The winning paper, “Detection of Cosmological 21 cm Emission with the Canadian Hydrogen Intensity Mapping Experiment,” was praised by the Buchalter Prize judging panel as “a promising approach to mapping the large-scale structure of the Universe and the first step towards measuring the baryon acoustic oscillations in the power spectrum of 21 cm emission, which is expected to improve our understanding of the nature of dark energy.”
Hydrogen atoms naturally emit electromagnetic radiation with a wavelength of 21 cm, a phenomenon predicted by quantum mechanics. Through the last 13 billion years of cosmic history, the vast majority of atomic hydrogen has been concentrated in the outskirts of galaxies, and we therefore expect that these galaxies will give off a faint “glow” of 21 cm radiation. By measuring the brightness of this glow over large areas of the sky, radio telescopes on Earth can map the distribution of galaxies: regions where galaxies are more densely packed emit more radiation, while regions with fewer galaxies emit less.
The radiation’s wavelength is stretched (or “redshifted”) by the expansion of the Universe, with the amount of stretching depending on the distance between the source and the observer. As a result, measurements at wavelengths greater than 21 cm tell us about galaxies farther away. By making measurements at many different wavelengths, radio telescopes can use this stretching to obtain a 3-dimensional map of the distribution of galaxies, via a technique known as “21 cm intensity mapping.”

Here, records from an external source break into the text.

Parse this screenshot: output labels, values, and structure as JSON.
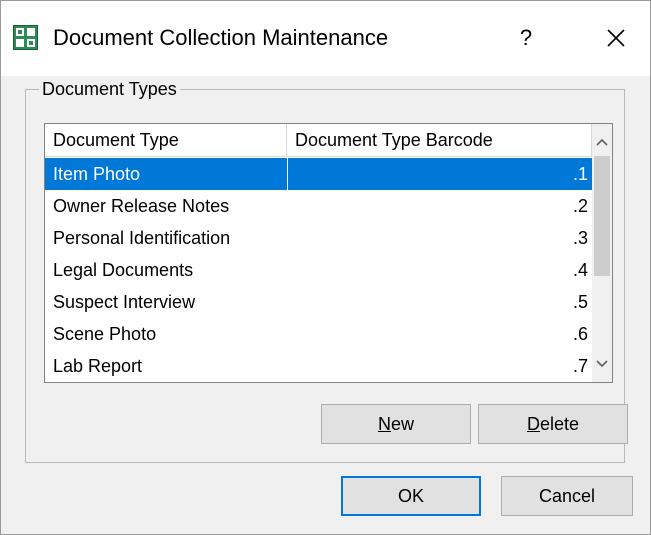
{
  "window": {
    "title": "Document Collection Maintenance",
    "help_label": "?",
    "icon": "app-grid-icon",
    "accent_color": "#0078d7"
  },
  "group": {
    "label": "Document Types"
  },
  "list": {
    "columns": [
      "Document Type",
      "Document Type Barcode"
    ],
    "rows": [
      {
        "type": "Item Photo",
        "barcode": ".1",
        "selected": true
      },
      {
        "type": "Owner Release Notes",
        "barcode": ".2"
      },
      {
        "type": "Personal Identification",
        "barcode": ".3"
      },
      {
        "type": "Legal Documents",
        "barcode": ".4"
      },
      {
        "type": "Suspect Interview",
        "barcode": ".5"
      },
      {
        "type": "Scene Photo",
        "barcode": ".6"
      },
      {
        "type": "Lab Report",
        "barcode": ".7"
      }
    ]
  },
  "buttons": {
    "new_first": "N",
    "new_rest": "ew",
    "delete_first": "D",
    "delete_rest": "elete",
    "ok": "OK",
    "cancel": "Cancel"
  }
}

The Canadian Hydrogen Intensity Mapping Experiment (CHIME) is a radio telescope that was purpose-built for this technique. In its prize-winning paper, the CHIME Collaboration used data from the telescope (located at the Dominion Radio Astrophysical Observatory in British Columbia, Canada) to measure the statistical correlation between the brightness of its sky maps and the positions of galaxies measured by the Sloan Digital Sky Survey. CHIME’s high-significance measurement of this correlation is the first such measurement made with an instrument that was custom-built for intensity mapping. At the time of publication, it was also the highest-redshift 21 cm intensity mapping measurement ever made (a record which has since been surpassed by a later analysis of CHIME data).
The Newburgh group uses CHIME to study the past 13 billion years of cosmic history and probe the nature of dark energy, a mysterious component that makes up approximately 72% of the energy density of the Universe and is causing the expansion of the Universe to accelerate. The group has been integral to the development and characterization of the CHIME telescope, using a technique called holography (ApJ 976 163, 2024, A. Reda corresponding author) to map the beam shape of CHIME. Understanding CHIME’s beam shape is critical to be able to identify and remove emission from unintended sources, and holography measurements were used in the beam shape for these results.
The Yale CHIME team currently includes Newburgh, postdoctoral associate Pranav Sanghavi, and graduate student Alex Reda.
This article has been adapted from the Buchalter Foundation press release of January 16, 2025.